2022-05-01
Using Linux's libvirt for my virtualization needs has been okay
About two weeks ago I reached a tipping point of unhappiness with VMWare Workstation and wound up deciding to try switching over to the current obvious alternative, libvirt, mostly through virt-manager, virt-viewer, and virsh. The summary from two weeks of usage is that libvirt has worked out okay for me; it's more or less a perfectly workable virtualization environment for Linux guest VMs, with an adequate GUI experience along side a command line experience that I'm coming to appreciate more for basic operations like starting and stopping virtual machines and reverting to snapshots. I'm happy that I've made the switch over to libvirt and I sort of wish I'd done it earlier.
(Libvirt may work great for non-Linux VMs, but I haven't tried it with any. I haven't needed to recreate my OpenBSD VM install yet (although that may happen when OpenBSD 7.1 is released) and I don't currently have any need for a Microsoft Windows VM.)
The libvirt experience is definitely not as polished and effortless as the VMWare Workstation one. I had to do a number of setup steps, including adding an extra network port to my work machine. But once I had gone through the setup effort everything has worked fine, although there are a number of paper cuts that I may write up some other day. On the positive side, starting up virtual machines no longer affects my desktop sessions in any particularly unusual of visible way and virtual machines themselves do seem to perform well.

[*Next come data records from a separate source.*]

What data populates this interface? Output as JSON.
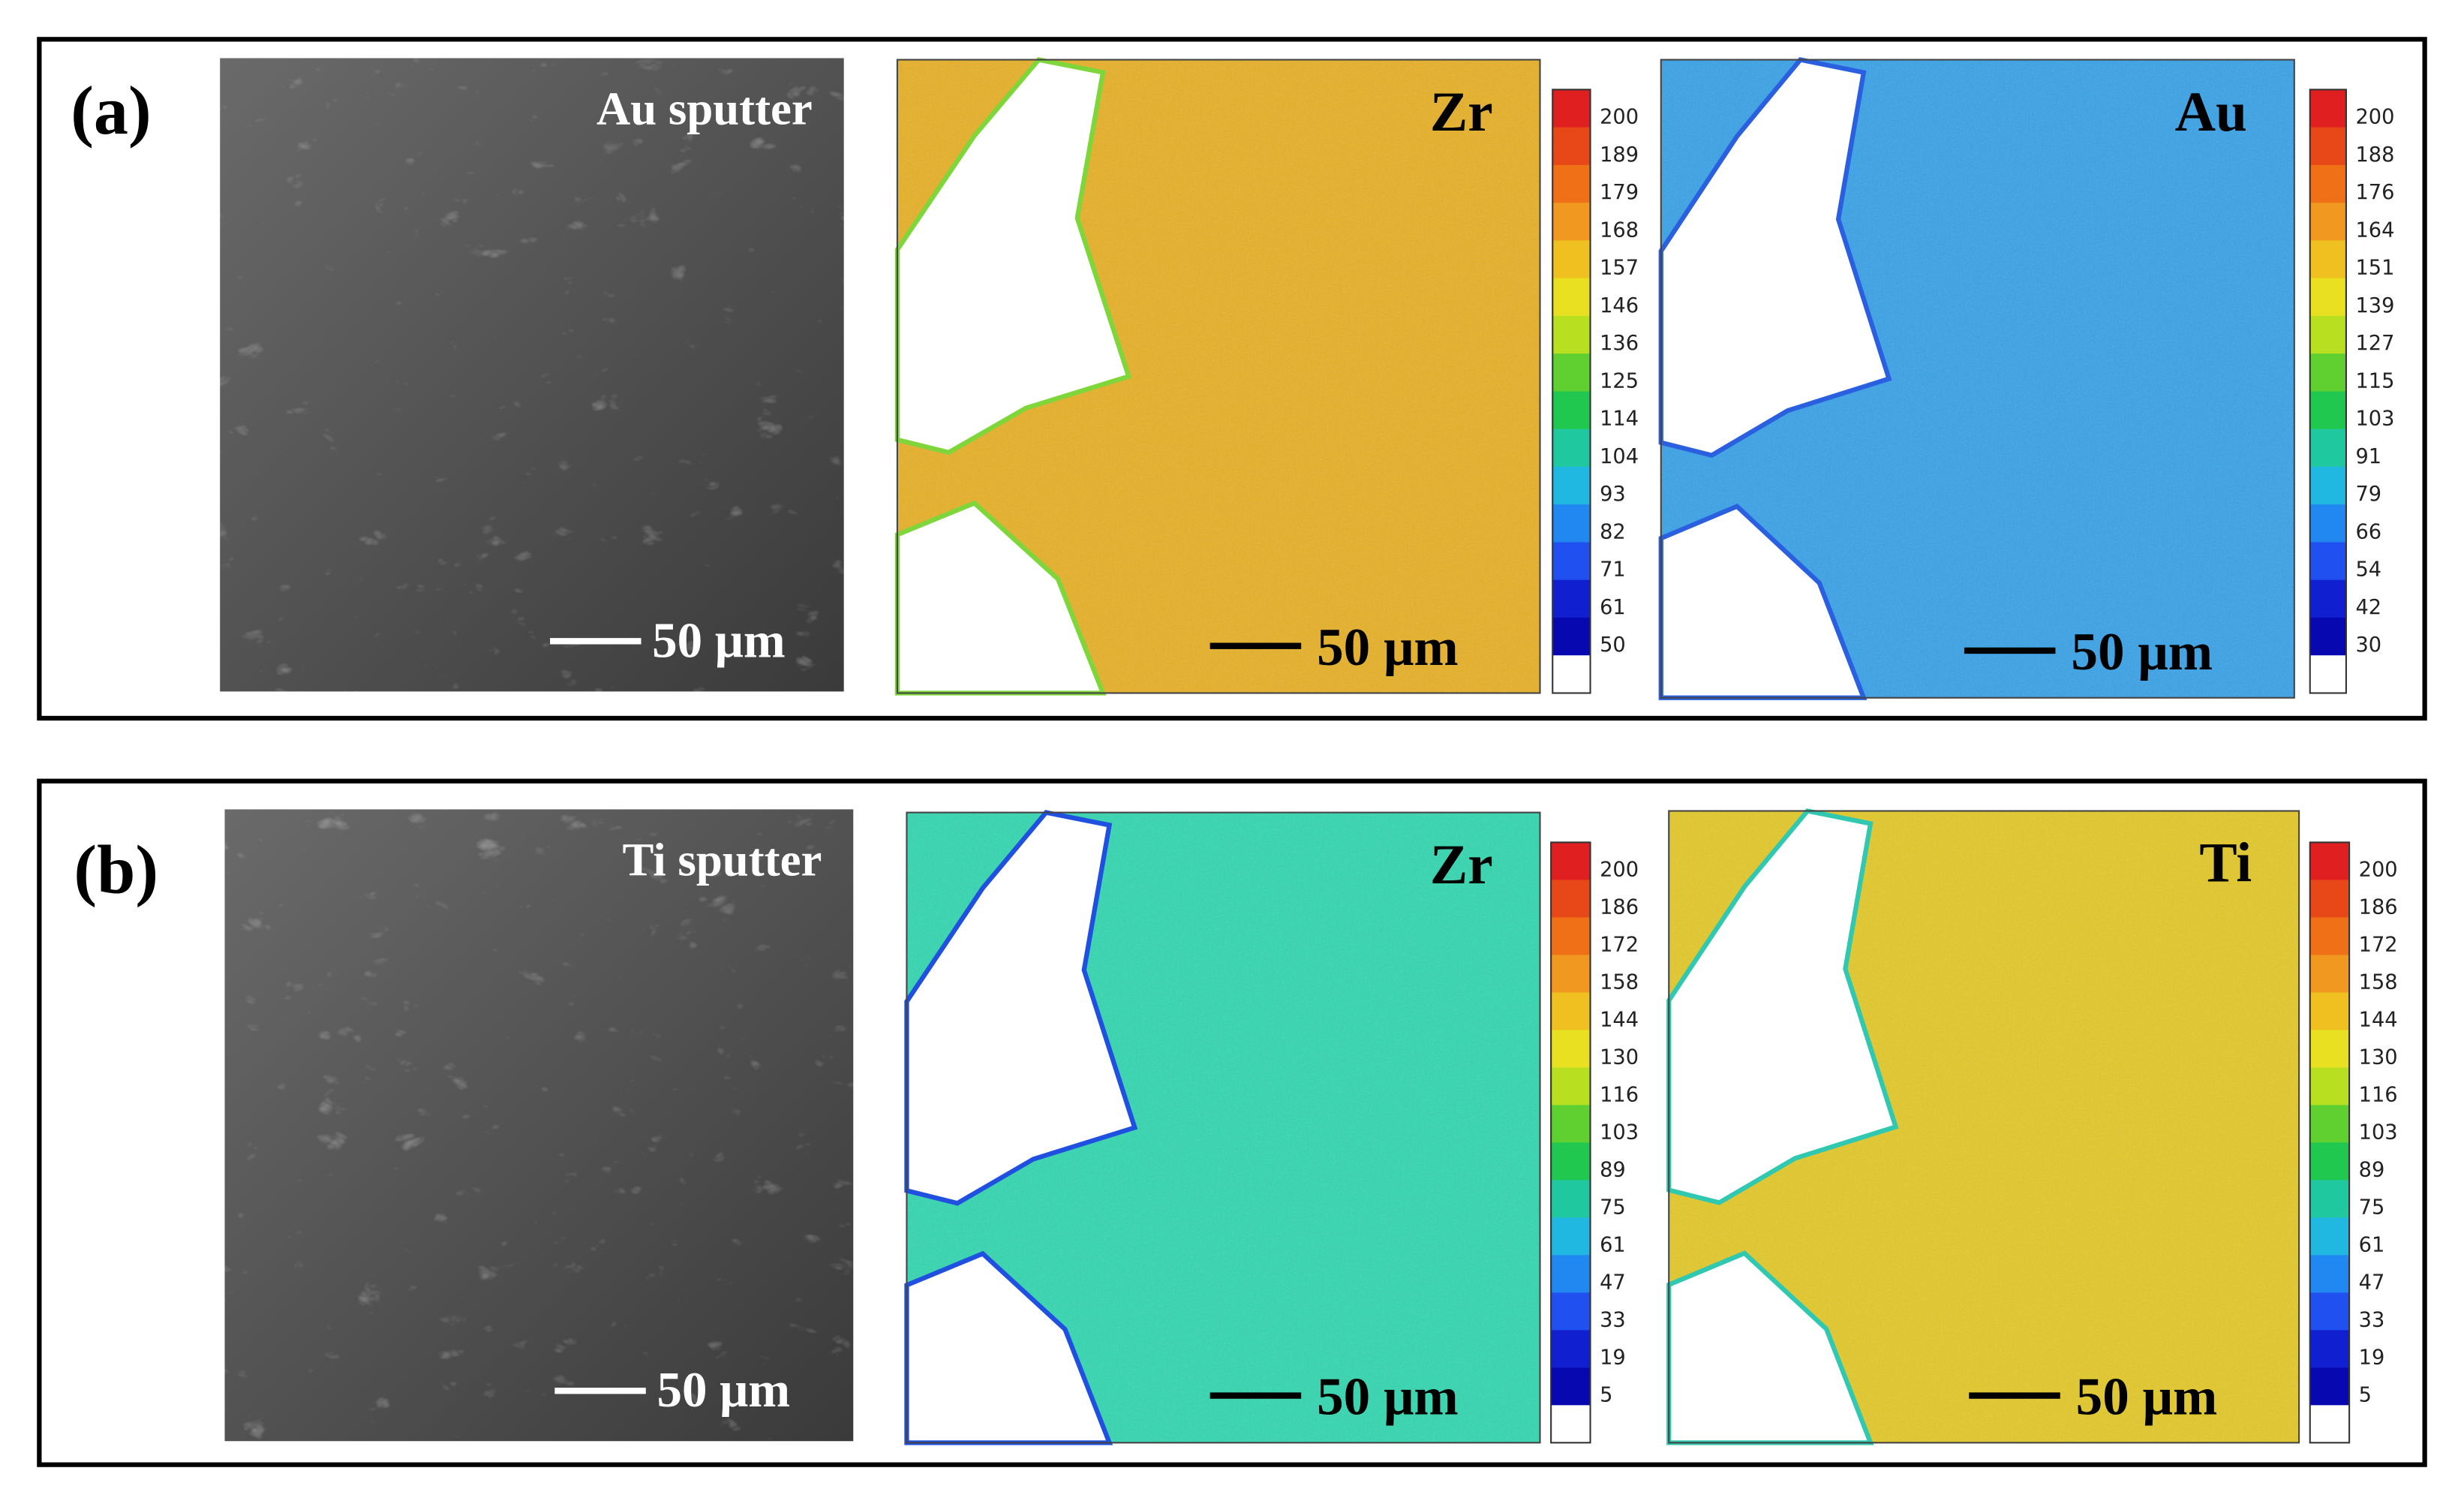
{
  "panels": [
    {
      "label": "(a)",
      "sem": {
        "caption": "Au sputter",
        "scale_bar": "50 μm"
      },
      "maps": [
        {
          "element": "Zr",
          "scale_bar": "50 μm",
          "colorbar": [
            200,
            189,
            179,
            168,
            157,
            146,
            136,
            125,
            114,
            104,
            93,
            82,
            71,
            61,
            50
          ]
        },
        {
          "element": "Au",
          "scale_bar": "50 μm",
          "colorbar": [
            200,
            188,
            176,
            164,
            151,
            139,
            127,
            115,
            103,
            91,
            79,
            66,
            54,
            42,
            30
          ]
        }
      ]
    },
    {
      "label": "(b)",
      "sem": {
        "caption": "Ti  sputter",
        "scale_bar": "50 μm"
      },
      "maps": [
        {
          "element": "Zr",
          "scale_bar": "50 μm",
          "colorbar": [
            200,
            186,
            172,
            158,
            144,
            130,
            116,
            103,
            89,
            75,
            61,
            47,
            33,
            19,
            5
          ]
        },
        {
          "element": "Ti",
          "scale_bar": "50 μm",
          "colorbar": [
            200,
            186,
            172,
            158,
            144,
            130,
            116,
            103,
            89,
            75,
            61,
            47,
            33,
            19,
            5
          ]
        }
      ]
    }
  ]
}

On the whole libvirt has given me the feeling of the typical old school Linux experience when compared to other operating systems, which is to say that you have to do more work to get everything working but once you do, you have a system that's more understandable. VMWare Workstation's networking was convenient but a magical black box; libvirt's networking is more annoying and more work, but I understand and can manipulate pretty much all of the bits.
(One endorsement is that I liked the whole experience enough to bring up libvirt on my home desktop so that I had a place there for VMs for various purposes. I don't strictly need this right now, but libvirt makes this easy enough that I could just go do it. So now I have a stock Fedora 35 VM at home, too.)
Although I'm not sure I fully understand what I'm doing, I do seem to have worked out how to deal with my HiDPI irritation that guest consoles are shown un-scaled, which makes them tiny and hard to read (especially in text mode, such as Ubuntu server installers). I've come to rather appreciate this improvement over VMWare Workstation; apparently the tiny guest consoles in it were more of a paper-cut than I appreciated at the time.
Another thing I've become fond of is how well the libvirt tools and programs work over SSH from my home desktop to my work desktop. This has been mostly transparent and has often performed clearly better than my previous approach of using remote X via SSH's X forwarding. The previous approach wasn't a bad experience, but the new way is clearly better and more responsive. One libvirt thing that helps this is that it's very easy and obvious to start virtual machines without their console being attached to anything; I just 'virsh start <whatever>' and then 'ssh <whatever>' and I'm off to the races. This was always theoretically possible with VMWare, but I almost never did it in practice for various reasons.